Ces tendances lourdes n’éliminent pas l’importance de l’Europe et de la France dans les choix nord-coréens. Celui de l’Euro, par Kim Jeong-Il, en 2002, comme monnaie d’échange international en est l’un des signes certains. Pour les ports européens, la collaboration durable avec les nœuds-clés du monde asiatique tels Shanghai, Busan et Hong Kong devient un critère de taille pour le captage d’avant-pays en plein essor économique. Situés à l’intersection des plus grandes puissances économiques asiatiques, les ports nord-coréens n’ont pas d’autre choix que de devenir les pionniers d’une relation accrue entre l’Europe et l’Asie, à terre et sur mer.

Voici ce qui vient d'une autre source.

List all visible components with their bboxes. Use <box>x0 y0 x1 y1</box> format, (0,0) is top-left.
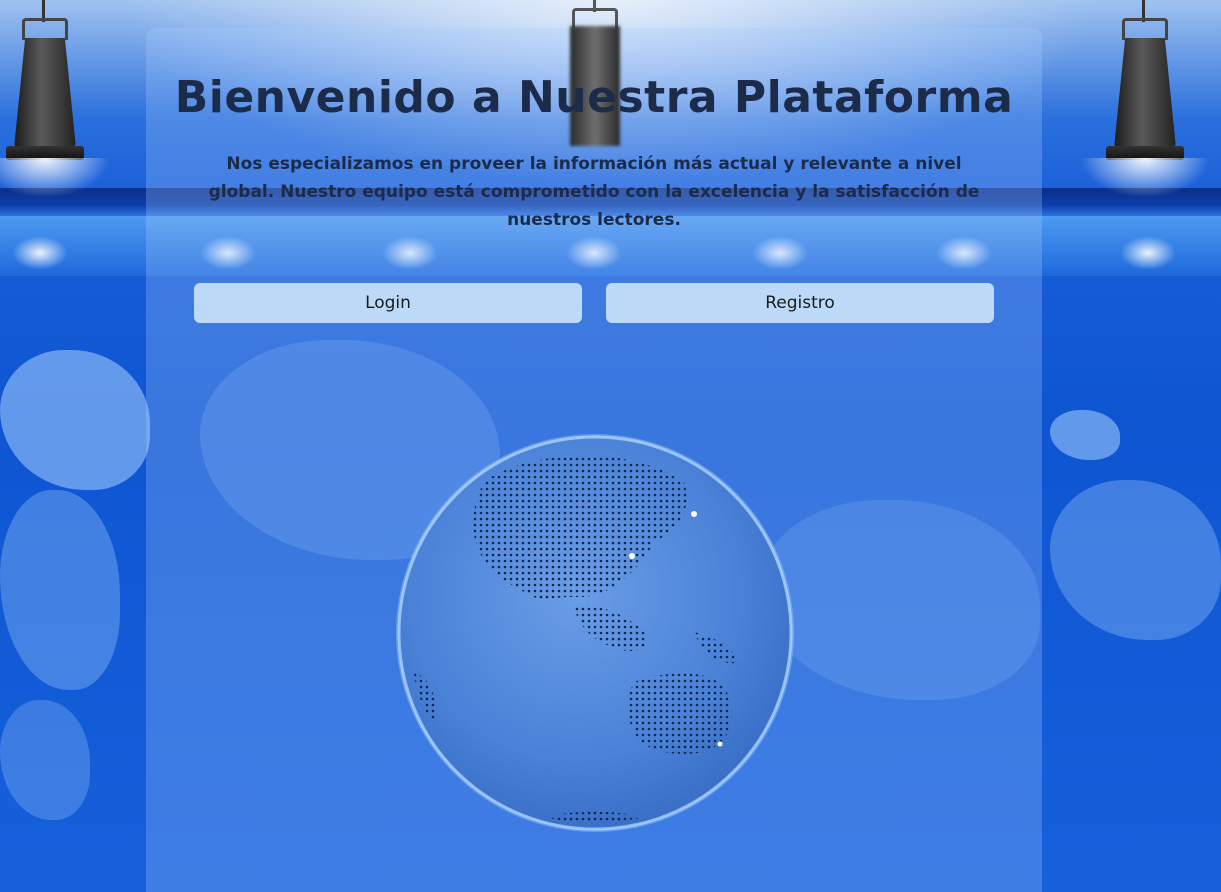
spotlight-icon <box>0 0 110 198</box>
login-button[interactable]: Login <box>194 283 582 323</box>
globe-marker <box>717 741 723 747</box>
stage-light <box>12 236 68 270</box>
register-button[interactable]: Registro <box>606 283 994 323</box>
stage-light <box>1120 236 1176 270</box>
globe-marker <box>629 553 635 559</box>
globe-icon <box>396 434 794 832</box>
page-description: Nos especializamos en proveer la informa… <box>208 154 980 230</box>
globe-marker <box>691 511 697 517</box>
spotlight-icon <box>1080 0 1210 198</box>
page-title: Bienvenido a Nuestra Plataforma <box>174 72 1014 123</box>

Le corridor industrialo-portuaire de Nampo-Pyongyang
Le glissement progressif des populations et des activités vers l’ouest du pays depuis les années 1980 a favorisé l’émergence d’un corridor industriel reliant Pyongyang à Nampo, le port principal. Cette zone concentre l’essentiel des 20 % d’usines en état de fonctionner, et subit moins qu’ailleurs les coupures d’électricité et les difficultés d’approvisionnement en carburant. Avec environ 4,5 millions d’habitants en 2005, ce corridor est la plus grande concentration humaine du pays (20 % de la population). Le coût d’un ouvrier (50 €) ou d’un cadre (180 €) pour une entreprise étrangère y est attractif et on y trouve les employés les mieux formés (toutes les grandes universités nationales sont à Pyongyang). Deux autoroutes de 6 et 10 voies, ainsi qu’un réseau ferré dense, permettent une connexion rapide entre les deux villes principales, les cinq complexes industriels et les sites miniers. En réponse à cet environnement local relativement favorable, les investissements étrangers s’y sont développés. On peut notamment citer la Daean Friendship Glass Factory ouverte en 2006 et financée par la Chine en échange de l’achat de matières premières et d’énergie, ainsi que l’usine automobile Pyongwha récemment reprise en main par le groupe chinois Brillance. Du côté européen, la coentreprise Daean-Meccamidi emploie depuis 2004 une centaine d’ouvriers produisant des générateurs (de 1 à 50 MW) pour le vaste programme d’équipement hydro-électrique nord-coréen. Ainsi, la Corée du Nord et plus encore Nampo-Pyongyang apparaît comme une alternative possible à la Chine comme zone d’investissement pour l’exportation.